(ANSA-AFP) - OSWIECIM, JAN 27 - The world marks the 80th
anniversary of the liberation of Auschwitz on Monday, with some
of the few remaining survivors set to attend ceremonies at the
site of the notorious Nazi death camp. Auschwitz was the largest
of the extermination camps and has become a symbol of Nazi
Germany's genocide of six million European Jews, one million of
whom died at the site between 1940 and 1945, along with more
than 100,000 non-Jews. On Monday former inmates, along with
Polish President Andrzej Duda, are expected to lay flowers at
the sprawling camp's Wall of Death in the morning. Around 50
survivors are then expected at a commemoration from 1500 GMT
outside the gates of Auschwitz II-Birkenau alongside dozens of
leaders, including Britain's King Charles III and French
President Emmanuel Macron.
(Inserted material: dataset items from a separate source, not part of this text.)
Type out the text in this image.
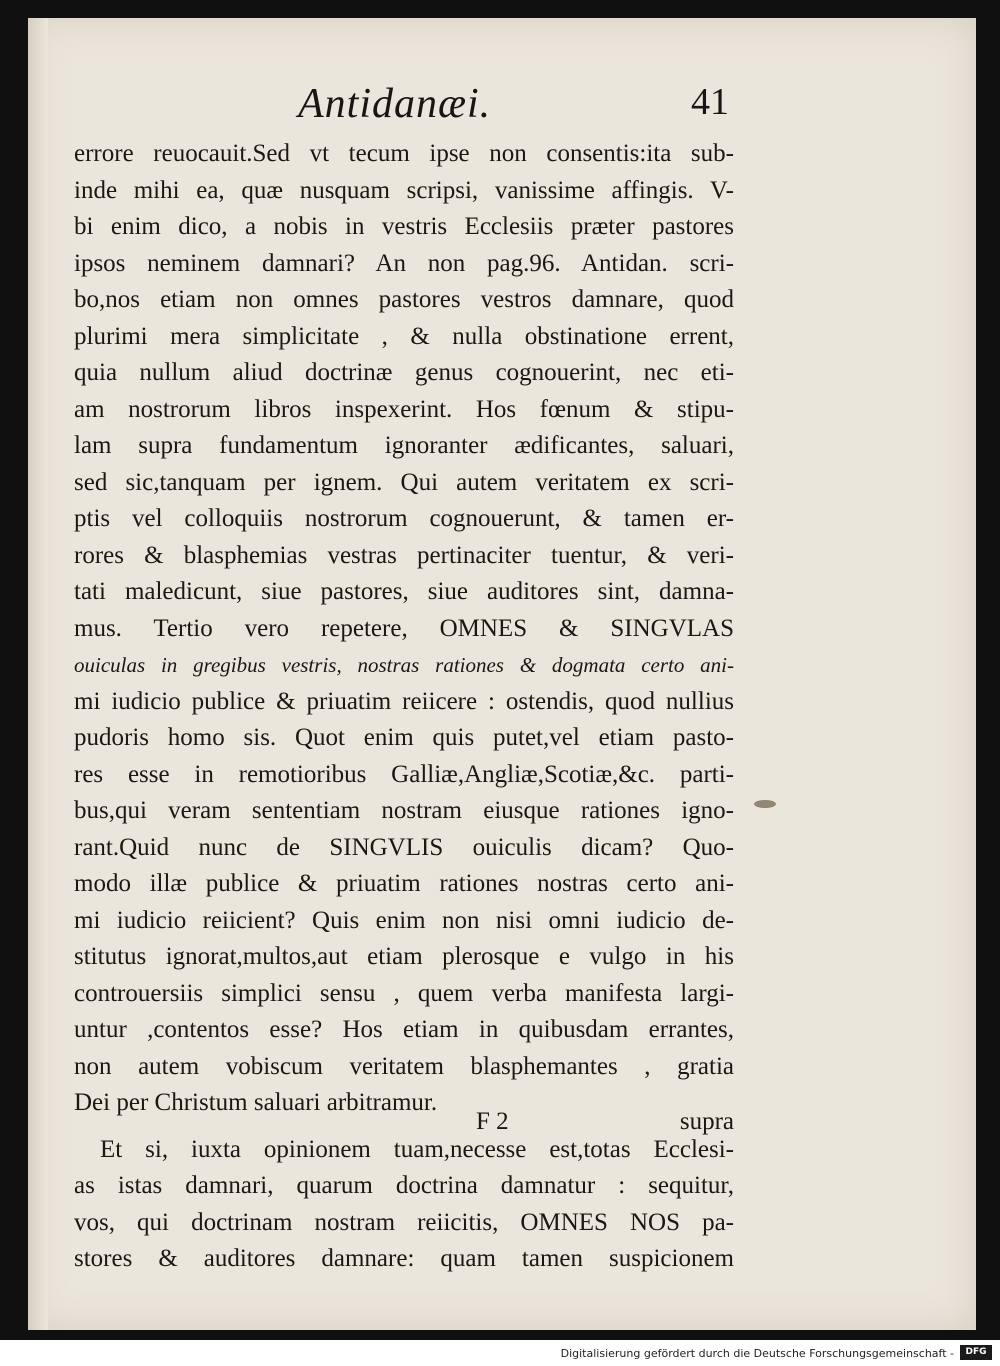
Antidanæi.	41
errore reuocauit.Sed vt tecum ipse non consentis:ita sub-
inde mihi ea, quæ nusquam scripsi, vanissime affingis. V-
bi enim dico, a nobis in vestris Ecclesiis præter pastores
ipsos neminem damnari? An non pag.96. Antidan. scri-
bo,nos etiam non omnes pastores vestros damnare, quod
plurimi mera simplicitate , & nulla obstinatione errent,
quia nullum aliud doctrinæ genus cognouerint, nec eti-
am nostrorum libros inspexerint. Hos fœnum & stipu-
lam supra fundamentum ignoranter ædificantes, saluari,
sed sic,tanquam per ignem. Qui autem veritatem ex scri-
ptis vel colloquiis nostrorum cognouerunt, & tamen er-
rores & blasphemias vestras pertinaciter tuentur, & veri-
tati maledicunt, siue pastores, siue auditores sint, damna-
mus. Tertio vero repetere, OMNES & SINGVLAS
ouiculas in gregibus vestris, nostras rationes & dogmata certo ani-
mi iudicio publice & priuatim reiicere : ostendis, quod nullius
pudoris homo sis. Quot enim quis putet,vel etiam pasto-
res esse in remotioribus Galliæ,Angliæ,Scotiæ,&c. parti-
bus,qui veram sententiam nostram eiusque rationes igno-
rant.Quid nunc de SINGVLIS ouiculis dicam? Quo-
modo illæ publice & priuatim rationes nostras certo ani-
mi iudicio reiicient? Quis enim non nisi omni iudicio de-
stitutus ignorat,multos,aut etiam plerosque e vulgo in his
controuersiis simplici sensu , quem verba manifesta largi-
untur ,contentos esse? Hos etiam in quibusdam errantes,
non autem vobiscum veritatem blasphemantes , gratia
Dei per Christum saluari arbitramur.
Et si, iuxta opinionem tuam,necesse est,totas Ecclesi-
as istas damnari, quarum doctrina damnatur : sequitur,
vos, qui doctrinam nostram reiicitis, OMNES NOS pa-
stores & auditores damnare: quam tamen suspicionem
F 2	supra
Digitalisierung gefördert durch die Deutsche Forschungsgemeinschaft -	DFG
German President Frank-Walter
Steinmeier and Chancellor Olaf Scholz are both expected, as well
as Israeli Education Minister Yoav Kisch. "This year we will
focus on the survivors and their message," Auschwitz Museum
spokesman Pawel Sawicki told AFP. "There will not be any
speeches by politicians." Speaking to AFP ahead of the
anniversary, survivors around the world spoke about the need to
preserve the memory of what happened when there will no longer
be living witnesses. They also warned about rising hatred and
anti-Semitism around the world and spoke of their fears about
history repeating itself. (ANSA-AFP).